TSMC gonfle sa R&D pour prendre la tête de la course de la loi de Moore

Ridha Loukil , , , ,

Publié le

Le fondeur taiwanais de semiconducteurs TSMC donne un coup de pouce de 15% à son effort R&D en 2017. De quoi accélérer le développement de la technologie de la prochaine génération de puces de 7 nanomètres et devancer Samsung et Intel dans la course de la loi de Moore.

TSMC gonfle sa R&D pour prendre la tête de la course de la loi de Moore
Usine de production de TSMC à Taiwan
© TSMC

TSMC ne veut pas se contenter d’être le plus grand fondeur de semiconducteurs, avec 55% du marché mondial en 2016. Le fondeur taiwanais, qui fabrique la puce A10 au coeur de l'iPhone 7, veut en être aussi le leader technologique. C’est pour cela qu’il a décidé de donner un coup de pouce de 15% à son effort de R&D en 2017. C’est-ce que Mark Liu, son co-directeur général, a annoncé lors de la réunion annuelle avec ses fournisseurs et partenaires, le 23 février 2017.
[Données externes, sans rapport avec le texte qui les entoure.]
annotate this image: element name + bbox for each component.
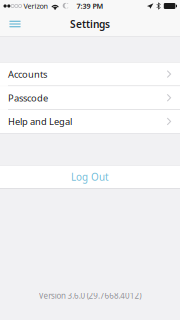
staticText: Passcode bbox=[8, 91, 48, 104]
staticText: Log Out bbox=[71, 170, 109, 184]
button[interactable]: Passcode bbox=[0, 86, 180, 109]
button[interactable]: Menu bbox=[5, 12, 25, 36]
staticText: Accounts bbox=[8, 68, 47, 80]
button[interactable]: Help and Legal bbox=[0, 110, 180, 133]
button[interactable]: Accounts bbox=[0, 62, 180, 86]
staticText: 7:39 PM bbox=[76, 1, 104, 11]
staticText: Verizon bbox=[24, 1, 48, 11]
staticText: Help and Legal bbox=[8, 115, 72, 128]
staticText: Settings bbox=[70, 17, 110, 31]
staticText: Version 3.6.0 (29.7668.4012) bbox=[39, 290, 141, 301]
button[interactable]: Log Out bbox=[0, 166, 180, 188]
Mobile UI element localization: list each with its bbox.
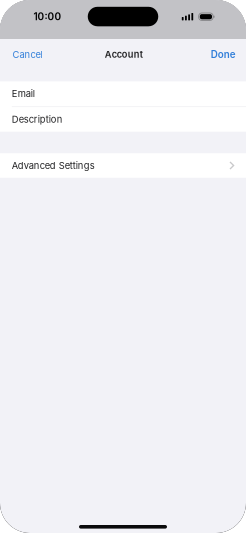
staticText: Description bbox=[12, 114, 63, 125]
staticText: 10:00 bbox=[34, 11, 62, 23]
staticText: Done bbox=[211, 49, 236, 60]
button[interactable]: Description bbox=[0, 107, 246, 132]
button[interactable]: Advanced Settings bbox=[0, 153, 246, 178]
staticText: Cancel bbox=[12, 49, 42, 60]
button[interactable]: Email bbox=[0, 81, 246, 106]
staticText: Email bbox=[12, 88, 35, 99]
button[interactable]: Cancel bbox=[0, 43, 50, 66]
staticText: Account bbox=[105, 49, 143, 60]
button[interactable]: Done bbox=[203, 43, 246, 66]
staticText: Advanced Settings bbox=[12, 160, 95, 171]
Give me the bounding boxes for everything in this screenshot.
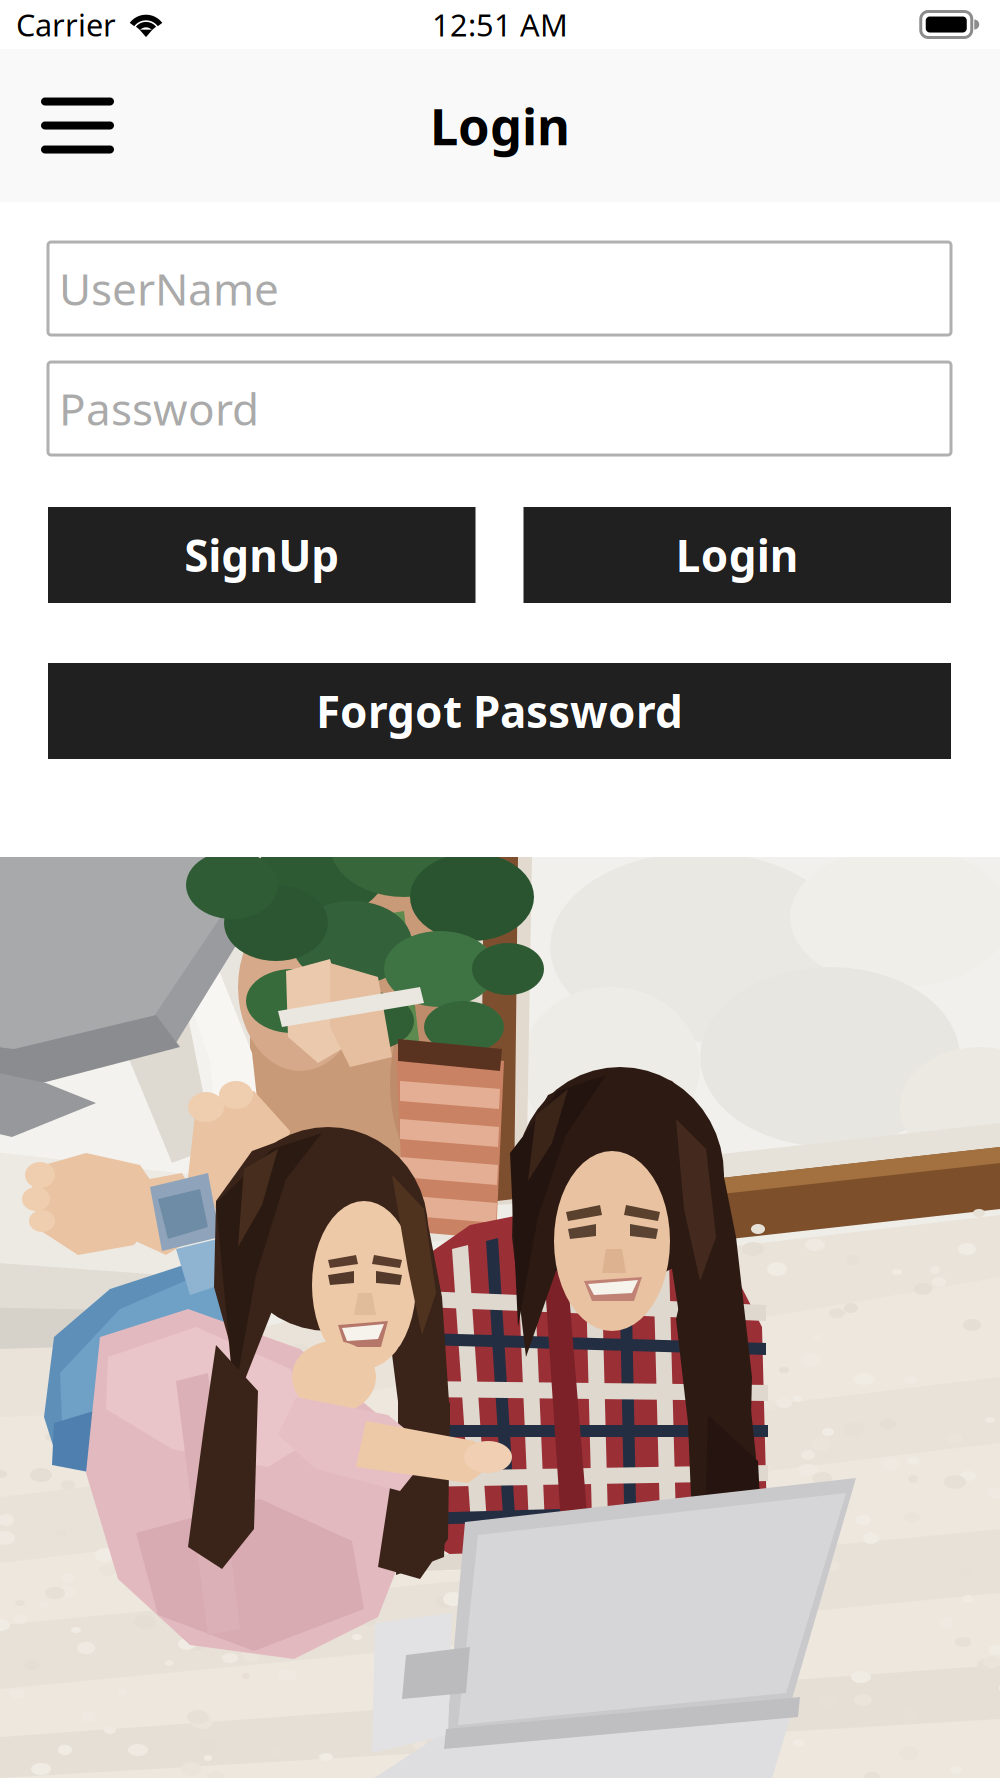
button[interactable]: Login: [524, 507, 951, 603]
button[interactable]: Menu: [0, 76, 136, 176]
button[interactable]: Forgot Password: [48, 663, 951, 759]
staticText: Carrier: [16, 4, 116, 45]
staticText: Login: [676, 526, 799, 584]
staticText: Forgot Password: [316, 682, 683, 740]
staticText: UserName: [59, 259, 279, 318]
staticText: Password: [59, 379, 259, 438]
button[interactable]: Password: [48, 362, 951, 455]
staticText: Login: [430, 92, 570, 159]
button[interactable]: SignUp: [48, 507, 476, 603]
staticText: SignUp: [184, 526, 339, 584]
staticText: 12:51 AM: [432, 4, 568, 45]
button[interactable]: UserName: [48, 242, 951, 335]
6e plus gros investisseur R&D dans les semiconducteurs

Selon IC Insights, TSMC a dépensé 2,2 milliards de dollars, soit 7,5% de son chiffre d’affaires, en R&D en 2016. Ce qui en fait le sixième plus gros investisseur en recherche et développement dans l’industrie des semiconducteurs, derrière Intel (12,7 milliards), Qualcomm (5,1 milliards de dollars), Broadcom (3,2 milliards de dollars), Samsung (2,9 milliards de dollars) et Toshiba (2,8 milliards de dollars). Avec une croissance de 15%, son effort devrait se porter à 2,5 milliards de dollars en 2017.

Pour Mark Liu, pressenti comme l’un des candidats à la succession du PDG-fondateur Morris Chang, ce coup de pouce vise à accélérer le développement de la technologie de production de la prochaine génération de puces de 7 nanomètres. TSMC est aujourd’hui au coude à coude avec Samsung. Tous deux ont démarré au quatrième trimestre 2016 la production en volume de circuits de 10 nanomètres, devançant l’américain Intel, le leader technologique traditionnel, qui ne prévoit de le faire qu'au second semestre 2017.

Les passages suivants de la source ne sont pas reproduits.